Leo dressed quickly, stumbling to the bathroom to con-front his fleshy face in the mirror. He needed to lose weight. To take control. He was alone now. He could do that. Without hindrance from Helen. Without interference from anyone.
He'd stopped using hair dye after his mother's funeral and now his curls were turning grey at the roots and temples. He'd look distinguished, in time. The light from the window was too bright in the mirror. It lit soap spots on the glass. It lit his face, showing bags sagging under his eyes, lines engraving his cheeks. This light wasn't like stage-lights, which hid everything, which tucked the years away under pan-stick and artifice. Before his mother had been buried, powdered and rouged by the undertaker, Leo had looked into the coffin and he'd known that he was going to die. Not today, not even tomorrow, but some day. The thought had tugged at his guts and spilled them.

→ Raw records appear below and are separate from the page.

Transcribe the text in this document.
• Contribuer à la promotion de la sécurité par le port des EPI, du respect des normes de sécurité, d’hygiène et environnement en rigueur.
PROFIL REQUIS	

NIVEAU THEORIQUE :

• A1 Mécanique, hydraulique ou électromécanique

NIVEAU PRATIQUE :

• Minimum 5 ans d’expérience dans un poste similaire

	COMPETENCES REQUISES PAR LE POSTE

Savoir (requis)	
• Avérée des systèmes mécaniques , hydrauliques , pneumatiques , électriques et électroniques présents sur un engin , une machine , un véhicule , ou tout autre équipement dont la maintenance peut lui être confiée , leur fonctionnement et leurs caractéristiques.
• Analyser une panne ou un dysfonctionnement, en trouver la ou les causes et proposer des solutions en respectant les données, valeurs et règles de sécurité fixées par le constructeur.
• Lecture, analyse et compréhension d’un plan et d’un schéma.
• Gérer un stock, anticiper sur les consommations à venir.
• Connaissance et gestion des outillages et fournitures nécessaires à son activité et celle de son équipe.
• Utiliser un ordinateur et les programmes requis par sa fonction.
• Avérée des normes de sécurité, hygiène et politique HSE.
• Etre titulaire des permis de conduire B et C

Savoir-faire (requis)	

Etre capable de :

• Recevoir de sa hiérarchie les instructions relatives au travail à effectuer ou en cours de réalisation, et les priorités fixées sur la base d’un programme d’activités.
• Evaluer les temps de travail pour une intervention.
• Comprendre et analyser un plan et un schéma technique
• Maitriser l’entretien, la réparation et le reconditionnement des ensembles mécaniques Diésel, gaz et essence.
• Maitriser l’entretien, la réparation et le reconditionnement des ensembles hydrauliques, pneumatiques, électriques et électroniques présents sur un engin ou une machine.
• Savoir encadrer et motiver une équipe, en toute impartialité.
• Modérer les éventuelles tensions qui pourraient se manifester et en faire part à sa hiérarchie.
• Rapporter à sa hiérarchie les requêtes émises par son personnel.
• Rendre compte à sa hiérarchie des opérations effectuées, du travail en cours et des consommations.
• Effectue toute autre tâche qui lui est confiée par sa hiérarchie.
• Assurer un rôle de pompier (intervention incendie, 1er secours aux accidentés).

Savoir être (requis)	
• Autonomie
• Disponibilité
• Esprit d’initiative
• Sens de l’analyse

When his mother had passed away, back there in October, wasted by cancer, the thought had wormed its way into him. He'd nursed her unselfishly, everybody said so, even Helen. And of course we all have to die. But knowing and feeling are different and the worm lay coiled in his heart. Finally, he'd cracked up. Couldn't face work, couldn't face the stupid repertory audiences, couldn't stomach another pantomime. In the end Helen had rung his agent to say that he'd been told to rest by the doctor. Not true, because he hadn't even been to the bloody doctor. The truth was he couldn't face anything anymore.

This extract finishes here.